I was placed on the list, but was told that it may be up to six months before they found a match for me. They felt I would be more comfortable waiting at home for my new heart and I remember thinking to myself, I don’t know if I can make it that long. Three weeks later I was walking at the lake near our home, trying to keep my spirits up. As I stood there at the lake with very little energy to lift my phone, I took a picture of the sunset and prayed that I would be fortunate enough to receive a new heart soon. I did not think my heart was going to last much longer.

That same night at 7pm I received a call from one of the Fellows at Stanford, and he told me that they had a donor heart for me, and that I should start heading to Stanford. You are allowed 4 hours to get to the hospital, and the doctor knew that I had a 3 hour drive.

So my daughter, my wife and I got into the car and headed to a place that I had become so accustomed to, but suddenly now, I was so unsure of. I instantly felt overwhelmed. A fellow heart recipient, and now friend of mine, Pat, had told me the year before that there’s no way for someone to prepare themselves for getting a new heart. After arriving at Stanford, I was then put through another battery of tests, and was told that I would most likely go into surgery around 2am. I could tell my wife was nervous, and I could tell that my daughter was trying to keep my wife’s mind off of what was about to happen by engaging her mom in games on her phone. The fellow came in and told us what would occur, how long I would be in surgery (approximately 4-6 hours), and so on. The most difficult part was hearing that even after all this prep work; I could get into the operating room at 2 am and could be told that the heart on the other end was “no good”.

Once I was lying on the operating table with a large amount of medical staff around me all moving to their own beats, as though they had done this a million times before, and I was asked what song I would like to hear, and then they played “Sharp Dressed Man” by ZZ Top, the phone rang, the doctor told me the heart was good and we are a “go”, asked me one last time if I was good with it, and then he told me “Okay Don, we will see you on the other side”. I spent what seemed like only a few seconds in the dark after my surgery began. My surgery did not go as planned, and what seemed like just a few minutes to me, turned into a 13 hour surgery.

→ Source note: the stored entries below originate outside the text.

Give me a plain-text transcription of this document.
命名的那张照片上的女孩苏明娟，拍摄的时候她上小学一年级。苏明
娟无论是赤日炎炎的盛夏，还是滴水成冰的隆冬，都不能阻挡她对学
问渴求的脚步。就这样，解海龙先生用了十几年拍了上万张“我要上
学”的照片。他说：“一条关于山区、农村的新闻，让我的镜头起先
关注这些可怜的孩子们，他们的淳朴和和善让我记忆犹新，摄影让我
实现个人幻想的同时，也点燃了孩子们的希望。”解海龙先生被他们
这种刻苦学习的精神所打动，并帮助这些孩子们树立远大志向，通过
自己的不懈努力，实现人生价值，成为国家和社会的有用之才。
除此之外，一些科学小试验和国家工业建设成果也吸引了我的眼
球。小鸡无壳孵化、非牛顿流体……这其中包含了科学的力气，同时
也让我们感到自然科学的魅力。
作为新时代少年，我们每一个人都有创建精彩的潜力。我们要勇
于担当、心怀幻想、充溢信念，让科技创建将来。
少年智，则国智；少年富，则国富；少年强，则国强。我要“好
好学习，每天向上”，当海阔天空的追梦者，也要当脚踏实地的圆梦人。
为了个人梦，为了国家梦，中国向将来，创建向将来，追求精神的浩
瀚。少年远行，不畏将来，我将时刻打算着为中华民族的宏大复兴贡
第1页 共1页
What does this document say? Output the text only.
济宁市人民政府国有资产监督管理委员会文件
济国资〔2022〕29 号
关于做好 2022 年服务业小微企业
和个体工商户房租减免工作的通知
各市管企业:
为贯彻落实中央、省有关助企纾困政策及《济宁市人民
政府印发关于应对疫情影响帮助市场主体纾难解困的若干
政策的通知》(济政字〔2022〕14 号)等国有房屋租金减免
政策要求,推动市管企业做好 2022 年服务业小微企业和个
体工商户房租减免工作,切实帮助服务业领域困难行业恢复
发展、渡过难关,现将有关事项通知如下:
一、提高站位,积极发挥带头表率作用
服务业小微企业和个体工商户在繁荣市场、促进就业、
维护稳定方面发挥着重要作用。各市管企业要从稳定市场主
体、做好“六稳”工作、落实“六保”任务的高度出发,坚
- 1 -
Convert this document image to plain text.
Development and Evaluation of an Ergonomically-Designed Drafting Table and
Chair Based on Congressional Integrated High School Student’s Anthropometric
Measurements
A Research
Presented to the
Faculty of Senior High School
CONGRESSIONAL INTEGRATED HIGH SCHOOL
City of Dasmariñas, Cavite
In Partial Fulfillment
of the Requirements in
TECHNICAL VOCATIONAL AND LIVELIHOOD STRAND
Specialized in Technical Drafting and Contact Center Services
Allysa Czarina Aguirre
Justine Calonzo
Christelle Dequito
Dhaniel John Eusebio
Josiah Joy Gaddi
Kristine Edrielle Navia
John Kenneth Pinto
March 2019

I was kept in an induced coma for that first night, to give my body and my new heart time to rest. When I awoke, I remember my cardiologist asking me if I knew his name, I told him yes, you are Randall Vagelos, I love you, and you helped save my life! He responded by saying that’s great, you know my name. Dr. Vagelos is a very humble man that is brilliant at what he does, save lives on a daily basis. He told me, this is a new beginning for you, work hard to stay healthy. Julie and I spent 3 months in and out of clinic visits, recovering and connecting my mind, body and soul with my new heart. After I had concluded my “after-care”, I was back at home with my family.

When you are living in the world of Organ failure often you feel as if you are all alone. Always know that there are resources out there for you, all you have to do is reach out. Many Organ recipients suffer from “survivor’s guilt”, and I happen to be one of those people who did. There is one thing I am certain of, we all should show our gratitude and help create awareness for such an amazing gift. My gift of a new heart is something that I will cherish for the rest of my life. It has given me a second chance and I will be forever grateful. That is why I have created donorgratitude.org, a place for Organ recipients to heal and show gratitude, to all of those who have made their "Gift of Life" possible. This picture was taken this summer 2021. I feel as if I'm on top of the world now, I’m enjoying what I love best, my beautiful wife, my family and friends, loving the great outdoors. My mission is to never forget the blessing I have received and continue as long as I can to build "The Bridge of Life", Organ recipients connecting with all those who help make the "Gift of Life" Possible.